BODYTRAFFIC was the second performance I took in at the Pillow on July 2. Earlier that evening, Philadelphia-based Almanac Dance Circus Theater returned to the Leir Stage, where a table, two chairs, and an apparatus for suspension, highlighted on the outdoor platform, raised anticipation before the dancers appeared. First came Egg Project, a duet in which Jo Kramer and Nicole Burgio, wearing monochromatic slit skirts and tube tops, variously and precariously balanced on the furniture, magically and humorously materialized hard-boiled eggs — most often in their mouths — and put the suspension apparatus to good use, floating off the ground for segments of aerial dance and, in the case of Burgio, being hoisted up by her top knot in the ancient art of hair hanging.

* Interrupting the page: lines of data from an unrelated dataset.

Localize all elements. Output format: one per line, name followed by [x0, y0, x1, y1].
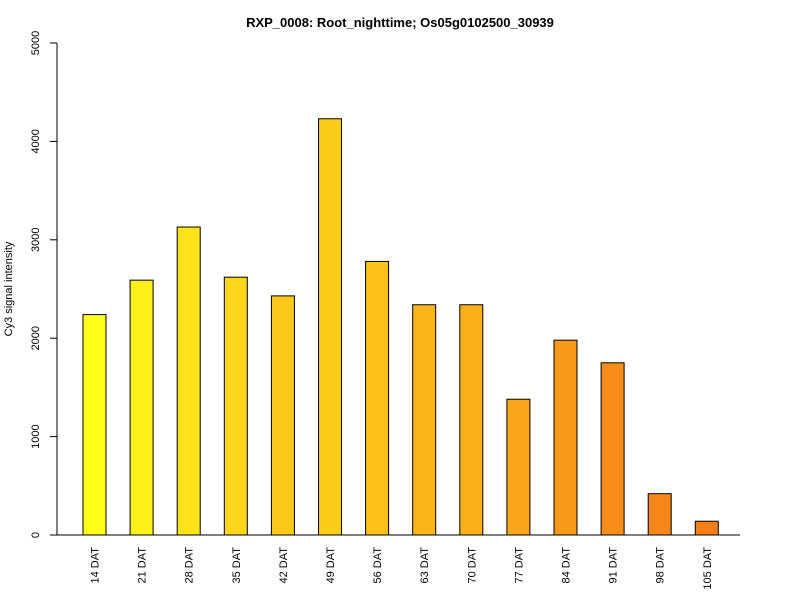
bar [176, 226, 201, 536]
y-tick-label: 3000 [30, 228, 42, 252]
x-tick-label: 14 DAT [90, 547, 102, 584]
bar [600, 362, 625, 536]
bar [318, 118, 342, 536]
x-tick-label: 77 DAT [513, 547, 525, 584]
x-tick-label: 35 DAT [231, 547, 243, 584]
y-tick-label: 2000 [30, 326, 42, 350]
y-tick-label: 4000 [30, 129, 42, 153]
x-tick-label: 56 DAT [372, 547, 384, 584]
x-tick-label: 49 DAT [325, 547, 337, 584]
bar [459, 304, 484, 536]
x-tick-label: 105 DAT [702, 547, 714, 590]
x-tick-label: 84 DAT [561, 547, 573, 584]
y-axis-label: Cy3 signal intensity [3, 241, 15, 336]
x-tick-label: 70 DAT [466, 547, 478, 584]
x-tick-label: 28 DAT [184, 547, 196, 584]
y-tick-label: 1000 [30, 424, 42, 448]
x-tick-label: 42 DAT [278, 547, 290, 584]
bar [412, 304, 437, 536]
bar [694, 520, 719, 536]
y-axis: 0 1000 2000 3000 4000 5000 [30, 31, 58, 538]
bar [506, 398, 531, 536]
bar [365, 260, 390, 536]
bar [553, 339, 578, 536]
y-tick-label: 5000 [30, 31, 42, 55]
bar [82, 314, 107, 536]
bar [129, 279, 154, 536]
chart-title: RXP_0008: Root_nighttime; Os05g0102500_3… [246, 15, 554, 30]
x-tick-label: 91 DAT [608, 547, 620, 584]
bars-group [82, 118, 719, 536]
x-tick-label: 98 DAT [655, 547, 667, 584]
x-tick-labels: 14 DAT 21 DAT 28 DAT 35 DAT 42 DAT 49 DAT 56 D… [90, 547, 714, 590]
bar [647, 493, 672, 536]
bar [270, 295, 295, 536]
bar [223, 276, 248, 536]
y-tick-label: 0 [30, 532, 42, 538]
x-tick-label: 21 DAT [137, 547, 149, 584]
x-tick-label: 63 DAT [419, 547, 431, 584]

Then, a second duet — Helpful Hints for Strength & Health for Busy People — had Ben Grinberg and Rhonda Moore, in loose-fitting jumpsuits, engage in daring interactions that called on coordinated strength and balance, as she walked on him as he lay on the floor, or walked up his body as he stood, ending up standing on his shoulders, with both of them upright, all as they recited lines from a 1901 illustrated handbook of fitness exercises.

Both of these works, plus a brief snippet at the end that brought all four dancers together, were works in progress and clearly in need of a bit more time and polish. But that’s another aspect of the magic of Jacob’s Pillow: the Festival provides the space to present excellent dance with choreographers and performers in peak form, and also to show audiences what’s yet to come.
Jacob’s Pillow Dance Festival 2025, in Becket, Massachusetts, continues through August 24.